El barón se desplazó un poco, riendo silenciosamente. En ese instante, el sol, que entraba a través de una vidriera, proyectó una mancha escarlata en el cuello del hombre. Parecía que la garganta estuviera abierta, y el hombre, degollado. Aimée sintió una certidumbre y una angustia que la hicieron vacilar.

—¿Por qué pone esa cara? —preguntó el barón—. ¿No es eso lo que quería? ¡Claro que es eso lo que quería! No logro entender por qué, pero eso es lo que quería —repitió con convicción.

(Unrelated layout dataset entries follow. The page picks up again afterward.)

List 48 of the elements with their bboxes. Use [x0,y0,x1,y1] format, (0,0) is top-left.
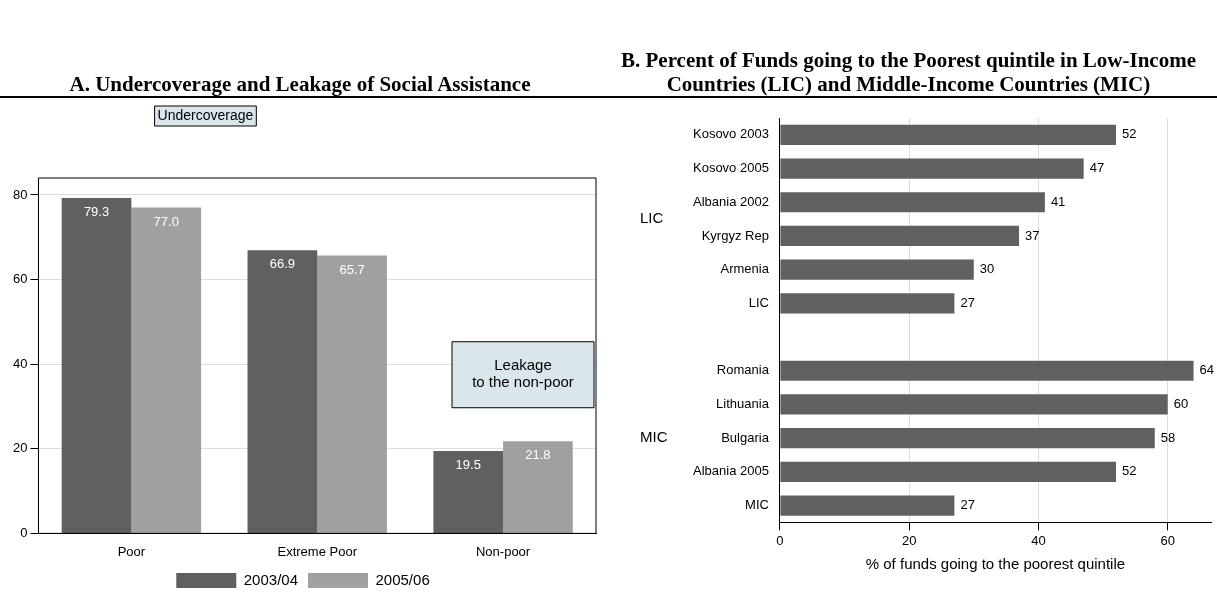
data-label: 66.9 [269,256,296,272]
legend-label: 2005/06 [375,570,430,588]
data-label: 77.0 [153,213,179,229]
data-label: 30 [979,261,995,277]
y-tick-label: 40 [12,355,28,371]
data-label: 65.7 [339,261,365,277]
x-tick-label: 60 [1160,532,1175,548]
y-tick-label: 80 [12,186,28,202]
y-tick-label: Bulgaria [721,429,770,445]
x-tick-label: 0 [776,532,784,548]
text: Undercoverage [157,106,254,123]
text: LIC [640,209,664,227]
y-tick-label: 60 [12,271,28,287]
annotation: Leakage to the non-poor [472,356,574,391]
chart-title: B. Percent of Funds going to the Poorest quintile in Low-Income Countries (LIC) and Middle-Income Countries (MIC) [600,0,1217,98]
text: MIC [640,428,668,446]
y-tick-label: LIC [748,294,769,310]
x-axis-title: % of funds going to the poorest quintile [865,555,1126,573]
data-label: 37 [1025,227,1040,243]
data-label: 60 [1173,396,1189,412]
data-label: 64 [1199,362,1215,378]
y-tick-label: Kyrgyz Rep [701,227,769,243]
x-tick-label: Poor [117,543,146,559]
y-tick-label: MIC [745,497,769,513]
x-tick-label: Extreme Poor [277,543,358,559]
y-tick-label: Albania 2005 [692,463,769,479]
data-label: 27 [960,497,975,513]
data-label: 27 [960,294,975,310]
y-tick-label: 20 [12,440,28,456]
y-tick-label: Albania 2002 [692,193,769,209]
y-tick-label: Lithuania [716,396,770,412]
y-tick-label: Armenia [720,261,770,277]
data-label: 19.5 [455,456,481,472]
data-label: 21.8 [525,447,551,463]
chart-title: A. Undercoverage and Leakage of Social Assistance [0,0,600,98]
y-tick-label: Kosovo 2003 [692,126,769,142]
x-tick-label: Non-poor [475,543,531,559]
data-label: 47 [1089,160,1105,176]
legend-label: 2003/04 [243,570,299,588]
data-label: 58 [1160,429,1176,445]
y-tick-label: Kosovo 2005 [692,160,769,176]
y-tick-label: Romania [716,362,770,378]
data-label: 52 [1121,126,1137,142]
x-tick-label: 20 [901,532,917,548]
data-label: 41 [1050,193,1066,209]
x-tick-label: 40 [1031,532,1046,548]
data-label: 52 [1121,463,1137,479]
data-label: 79.3 [83,203,110,219]
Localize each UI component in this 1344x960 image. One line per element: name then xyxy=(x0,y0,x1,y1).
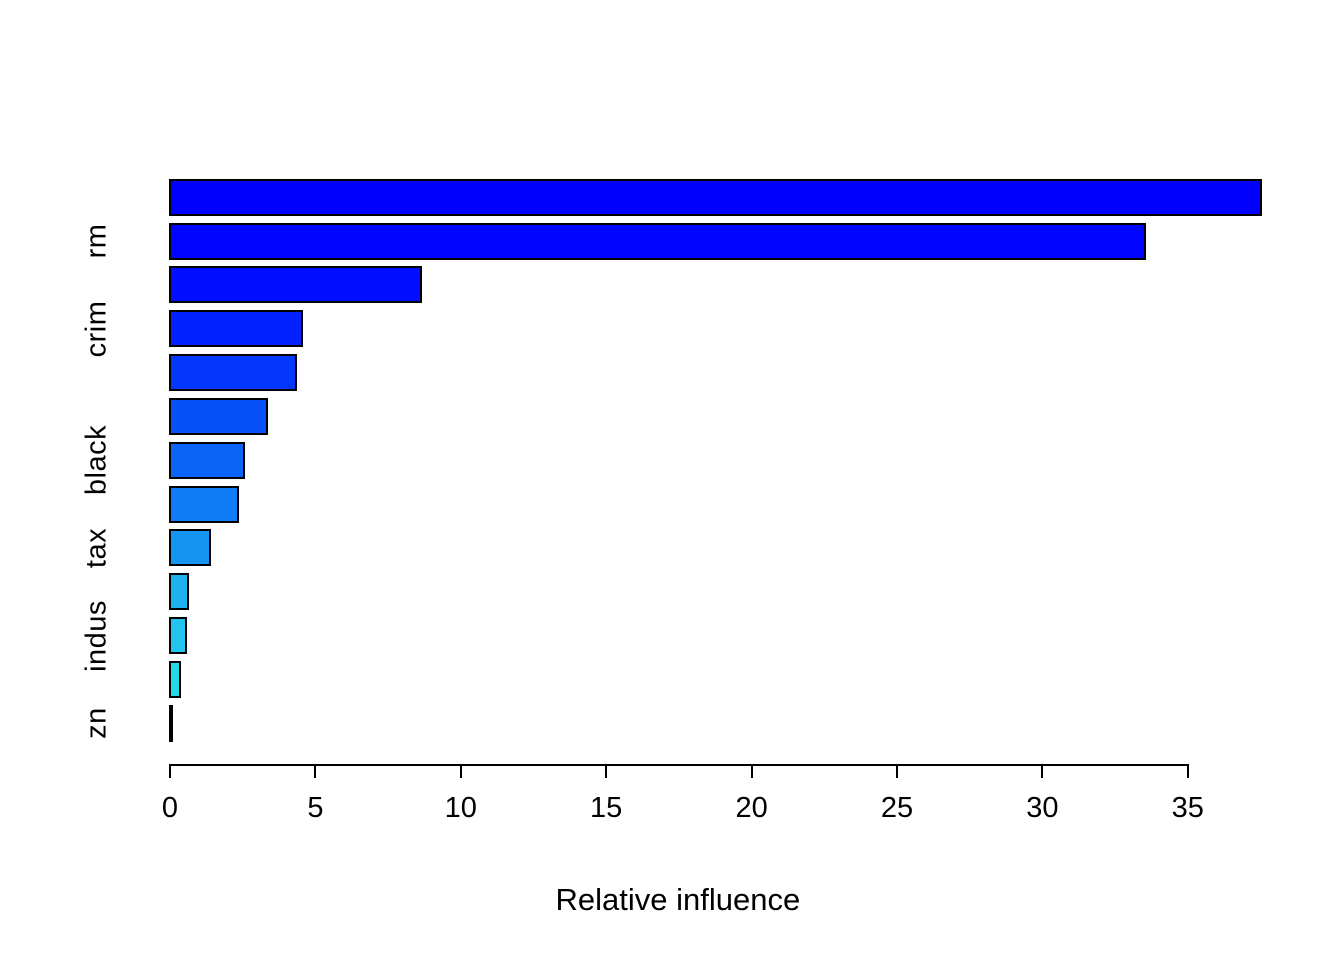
bar-black xyxy=(169,441,245,479)
x-tick-10 xyxy=(459,764,462,778)
bar-rm xyxy=(169,222,1147,260)
y-axis-label-crim: crim xyxy=(80,300,113,358)
x-axis-line xyxy=(169,764,1189,766)
x-tick-30 xyxy=(1041,764,1044,778)
x-tick-label-25: 25 xyxy=(880,792,914,824)
x-tick-label-5: 5 xyxy=(307,792,324,824)
y-axis-label-zn: zn xyxy=(80,707,113,740)
x-axis-title: Relative influence xyxy=(555,882,801,917)
y-axis-label-rm: rm xyxy=(80,223,113,259)
x-tick-label-20: 20 xyxy=(735,792,768,824)
bar-rank-3 xyxy=(169,266,422,304)
y-axis-label-indus: indus xyxy=(80,599,113,672)
x-tick-label-35: 35 xyxy=(1171,792,1204,824)
bar-tax xyxy=(169,529,212,567)
bar-rank-8 xyxy=(169,485,239,523)
x-tick-25 xyxy=(896,764,898,778)
x-tick-label-10: 10 xyxy=(444,792,477,824)
bar-indus xyxy=(169,617,188,655)
x-tick-label-15: 15 xyxy=(590,792,623,824)
y-axis-label-tax: tax xyxy=(80,527,113,568)
y-axis-label-black: black xyxy=(80,425,113,496)
x-tick-20 xyxy=(750,764,753,778)
bar-rank-1 xyxy=(169,178,1263,216)
x-tick-0 xyxy=(169,764,171,778)
x-tick-5 xyxy=(314,764,317,778)
bar-rank-6 xyxy=(169,397,268,435)
x-tick-label-30: 30 xyxy=(1026,792,1059,824)
x-tick-35 xyxy=(1186,764,1189,778)
bar-rank-10 xyxy=(169,573,190,611)
x-tick-label-0: 0 xyxy=(161,792,179,824)
bar-crim xyxy=(169,310,303,348)
bar-rank-12 xyxy=(169,660,182,698)
bar-rank-5 xyxy=(169,354,297,392)
bar-zn xyxy=(169,704,174,742)
x-tick-15 xyxy=(605,764,608,778)
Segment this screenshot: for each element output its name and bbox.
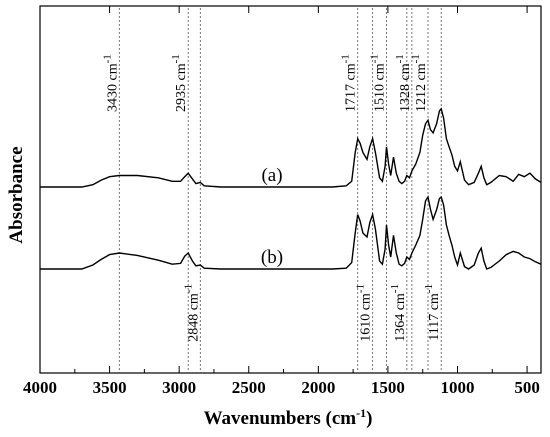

Aimée giró sobre sus talones y se fue escaleras abajo: El barón, desconcertado, permaneció inmóvil un momento. Luego se precipitó hacia la escalera, en persecución de Aimée.

—¡No lo niegue! —gritaba—. Sé que usted lo ha querido.

—¡Déjeme! ¡Déjeme en paz! —dijo Aimée mientras atravesaba el vestíbulo a toda prisa, pasando por delante de la Weatherby Regency colgada de la pared.

Aimée salió de la casa y montó en su Raleigh. Una vez más abandonaba la propiedad mientras el barón, tras irrumpir en la escalera de entrada, la llamaba en vano.

—Estarán aquí dentro de veinte minutos —gritaba—. ¡No se vaya! Verá cómo palidecen sus cochinas caras. ¡No se vaya!

Aimée desapareció. El barón Jules dejó caer sus brazos a lo largo del cuerpo. Con aire despechado e indeciso, volvió a entrar en la casa. Mientras, Aimée pedaleaba a toda prisa por la carretera, salía del caserío y se dirigía hacia Bléville. Al cabo de unos centenares de metros, vio un bosquecillo a la derecha. Frenó y se apeó. Sujetando la bicicleta por el manillar, salió de la carretera. No había nadie a la vista. Se escondió en el bosquecillo con su bicicleta.